時間が経てば経つほど、デバフによるステータス低下は致命的になる。下げられる前に、叩き潰す。それがプロメテウス戦の勝ち方だ。
しかし、もしデバフの効果により、勝つことが難しくなれば、エリクサーで挽回できる。これは最後の切り札だ。
そして、神秘の腕輪、これはプロメテウス戦に必要というわけではなく、純粋に使える装備だ。スキルのクールタイムが70%になる。
この70%はかなり大きい。戦闘中は常にクールタイムを意識していかないといけない。使いたいスキルのクールタイムを待たなければならないことも多い。
その中で30%カットできるのは、かなり大きい。『ハイジャンプ』と『エアリアル』の空中散歩も、クールタイム削減により、利用しやすくなる。
それに俺の最強の技、『閃光連撃』のクールタイム削減も大きい。オバケ大木のように、クールタイムが終わるのを待って、『閃光連撃』という戦い方で大幅な時間短縮となる。
左手に神秘の腕輪を装備する。もちろん右手は神兵の腕輪だ。
準備を整えて、俺は廊下の先の扉に手をかける。この先にプロメテウスがいれば、作戦は成功と言って良い。
あとは俺が賢王プロメテウスを倒すだけだ。
準備は万全だが、慢心は一切出来ない。プロメテウスは4人の中で最弱と言われているが、それは周りが強すぎるからだ。プロメテウスも通常のボスとは比べ物にならないほどの強さを有する。

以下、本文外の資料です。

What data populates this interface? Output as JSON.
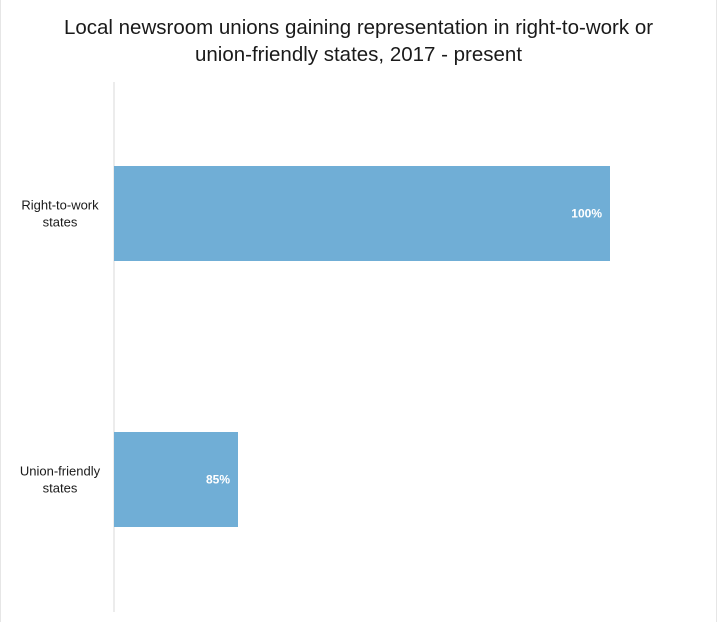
{
  "chart_data": {
    "type": "bar",
    "orientation": "horizontal",
    "title": "Local newsroom unions gaining representation in right-to-work or union-friendly states, 2017 - present",
    "title_lines": [
      "Local newsroom unions gaining representation in right-to-work or",
      "union-friendly states, 2017 - present"
    ],
    "xlabel": "",
    "ylabel": "",
    "categories": [
      [
        "Right-to-work",
        "states"
      ],
      [
        "Union-friendly",
        "states"
      ]
    ],
    "values": [
      100,
      85
    ],
    "data_labels": [
      "100%",
      "85%"
    ],
    "xlim": [
      80,
      100
    ],
    "grid": false,
    "legend": "none",
    "colors": {
      "bar": "#70aed6",
      "axis": "#d9d9d9",
      "label_text": "#ffffff"
    }
  }
}
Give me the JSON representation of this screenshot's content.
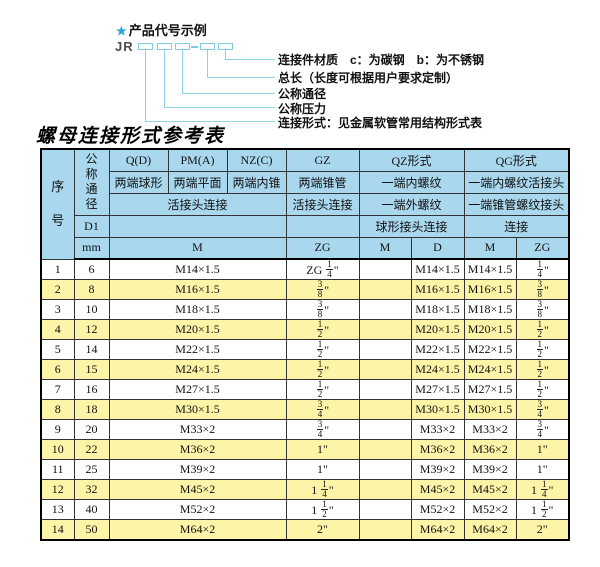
{
  "diagram": {
    "star": "★",
    "title": "产品代号示例",
    "code_prefix": "JR",
    "labels": [
      "连接件材质　c：为碳钢　b：为不锈钢",
      "总长（长度可根据用户要求定制）",
      "公称通径",
      "公称压力",
      "连接形式：见金属软管常用结构形式表"
    ]
  },
  "table": {
    "title": "螺母连接形式参考表",
    "header": {
      "seq": "序号",
      "dn": "公称通径",
      "d1": "D1",
      "unit": "mm",
      "groups": [
        "Q(D)",
        "PM(A)",
        "NZ(C)",
        "GZ",
        "QZ形式",
        "QG形式"
      ],
      "ends": [
        "两端球形",
        "两端平面",
        "两端内锥",
        "两端锥管",
        "一端内螺纹",
        "一端内螺纹活接头"
      ],
      "conn": [
        "活接头连接",
        "活接头连接",
        "一端外螺纹",
        "一端锥管螺纹接头"
      ],
      "conn2": [
        "球形接头连接",
        "连接"
      ],
      "sub": [
        "M",
        "ZG",
        "M",
        "D",
        "M",
        "ZG"
      ]
    },
    "rows": [
      [
        "1",
        "6",
        "M14×1.5",
        "ZG 1/4\"",
        "",
        "M14×1.5",
        "M14×1.5",
        "1/4\""
      ],
      [
        "2",
        "8",
        "M16×1.5",
        "3/8\"",
        "",
        "M16×1.5",
        "M16×1.5",
        "3/8\""
      ],
      [
        "3",
        "10",
        "M18×1.5",
        "3/8\"",
        "",
        "M18×1.5",
        "M18×1.5",
        "3/8\""
      ],
      [
        "4",
        "12",
        "M20×1.5",
        "1/2\"",
        "",
        "M20×1.5",
        "M20×1.5",
        "1/2\""
      ],
      [
        "5",
        "14",
        "M22×1.5",
        "1/2\"",
        "",
        "M22×1.5",
        "M22×1.5",
        "1/2\""
      ],
      [
        "6",
        "15",
        "M24×1.5",
        "1/2\"",
        "",
        "M24×1.5",
        "M24×1.5",
        "1/2\""
      ],
      [
        "7",
        "16",
        "M27×1.5",
        "1/2\"",
        "",
        "M27×1.5",
        "M27×1.5",
        "1/2\""
      ],
      [
        "8",
        "18",
        "M30×1.5",
        "3/4\"",
        "",
        "M30×1.5",
        "M30×1.5",
        "3/4\""
      ],
      [
        "9",
        "20",
        "M33×2",
        "3/4\"",
        "",
        "M33×2",
        "M33×2",
        "3/4\""
      ],
      [
        "10",
        "22",
        "M36×2",
        "1\"",
        "",
        "M36×2",
        "M36×2",
        "1\""
      ],
      [
        "11",
        "25",
        "M39×2",
        "1\"",
        "",
        "M39×2",
        "M39×2",
        "1\""
      ],
      [
        "12",
        "32",
        "M45×2",
        "1 1/4\"",
        "",
        "M45×2",
        "M45×2",
        "1 1/4\""
      ],
      [
        "13",
        "40",
        "M52×2",
        "1 1/2\"",
        "",
        "M52×2",
        "M52×2",
        "1 1/2\""
      ],
      [
        "14",
        "50",
        "M64×2",
        "2\"",
        "",
        "M64×2",
        "M64×2",
        "2\""
      ]
    ]
  },
  "colors": {
    "header_bg": "#a9d7ee",
    "row_alt_bg": "#fcf4a6",
    "line_cyan": "#8ed3e6",
    "star_blue": "#2aa5d6",
    "border_dark": "#000000"
  }
}
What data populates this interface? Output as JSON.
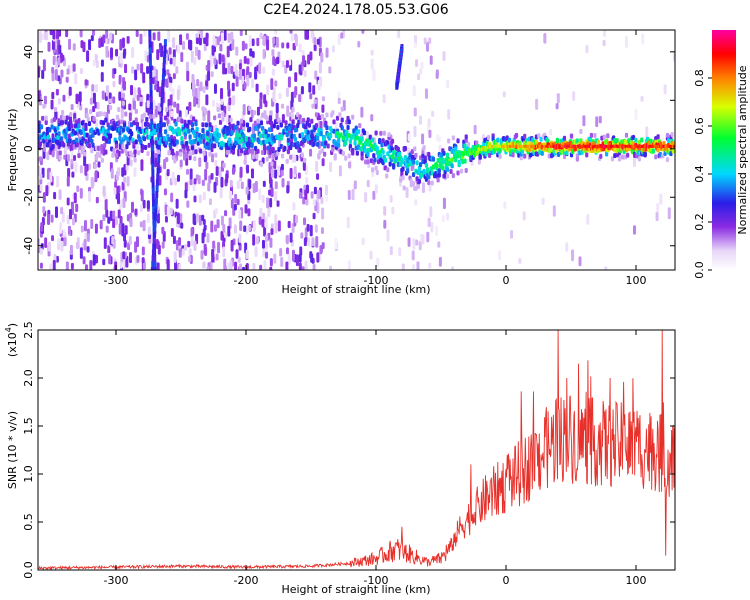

ゲーム時代でも、ノーコンティニューで倒すのは難しかった。それを今は一度も死なずに倒す必要がある。
恐怖はある。だが、俺が今感じるべきは違う思いだ。
息を深く吐き出す。時の流れが緩やかになる。世界がスローモーションに感じる。俺は笑っていた。
楽しくて仕方がない。絶望、無謀、不可能、その全てを己の力でひっくり返したい。
俺は扉に手をかけた。この向こうに誰がいるかで、俺の勝敗が決まる。
扉の隙間から、紺色の軍服を身につけ、軍刀を腰に下げた姿が見えた。黒髪の隙間に眼鏡のフレームが光っている。
プロメテウスがそこにいた。俺は賭けに勝った。
一瞬の喜びは、すぐに絶望へと変わった。
俺は賭けに負けていた。いや、こんなシナリオ想像もしていなかった。
これはあいつの描いた脚本だ。
扉を開け放ち、プロメテウスの横にいる人物が見えた。
深紅と黒が混じった豪華なドレス。見る者を魅力する完璧なボディーライン。美しく整えられたブロンドの長い髪。
妖艶な笑みを浮かべた絶世の美女がそこにいた。
意味が分からない。なぜプロメテウスと彼女が一緒にここにいるのか。
「ほう、あの男がウォルフガングを葬った者か」
美しい声が聞こえた。耳触りが良い響きだが、急激な寒気が押し寄せる。
魔王軍幹部。ソラリスを除き、全てが最強クラスの魔法使い。
艶王アリアテーゼは俺を見て、目を細めて笑顔を作った。どこまでも美しく、ぞっとする笑みだった。